Apr 19, 2026 · 16 min read · DevOps

Chaos engineering

In this series (11 parts)

Your load tests pass. Your capacity plan looks solid. But what happens when an availability zone goes down? When a downstream API starts returning 500s? When DNS resolution fails for 30 seconds?

Chaos engineering answers these questions by breaking things on purpose, in a controlled way, before they break on their own.

The origin story

In 2010, Netflix migrated to AWS and faced a new reality. Cloud infrastructure fails. Instances disappear. Networks partition. Instead of hoping failures would not happen, they built Chaos Monkey, a tool that randomly terminated production instances during business hours.

The idea was counterintuitive. Break things on purpose to build confidence that the system survives real failures. It worked. Netflix engineers designed services to tolerate instance loss because they knew Chaos Monkey would test them.

This evolved into the Simian Army: Chaos Monkey for instance failures, Latency Monkey for network delays, Chaos Gorilla for availability zone outages. The underlying principle became a discipline: chaos engineering.

Chaos engineering is hypothesis testing

Chaos engineering is not random destruction. It follows the scientific method.

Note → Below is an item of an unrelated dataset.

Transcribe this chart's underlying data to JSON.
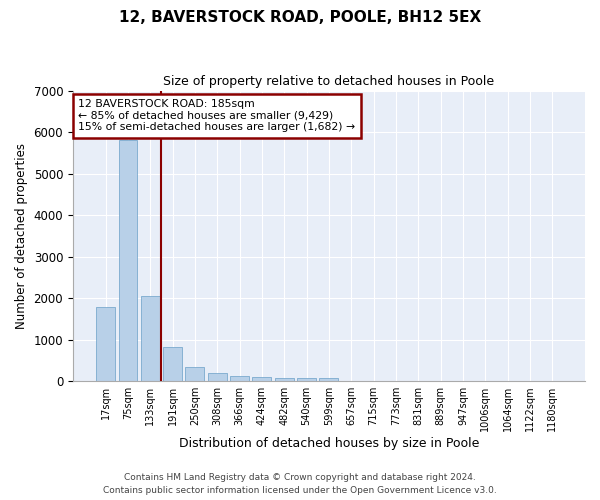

You start with a hypothesis about how your system should behave during a specific failure. You design an experiment to test that hypothesis. You observe the results. You either confirm the hypothesis or discover a weakness to fix.

The difference between chaos engineering and breaking things randomly is the hypothesis. Without it, you are just causing outages.

The steady-state hypothesis

Before you can test resilience, you need to define what “normal” looks like. This is your steady-state hypothesis.

Pick metrics that represent normal system behavior:

Request success rate above 99.9%
P95 latency below 300ms
Order processing rate between 50 and 70 per minute
Error rate below 0.1%

Your experiment’s goal is to verify that these metrics stay within acceptable ranges during the injected failure. If they do, the system is resilient to that failure mode. If they do not, you found something to fix.

Experiment design

Every chaos experiment has five components.

1. Hypothesis

State what you expect to happen. Be specific.

“When we terminate 1 of 3 instances in the checkout service, the overall error rate will stay below 0.5% and P95 latency will stay below 500ms because the load balancer will route traffic to the remaining instances.”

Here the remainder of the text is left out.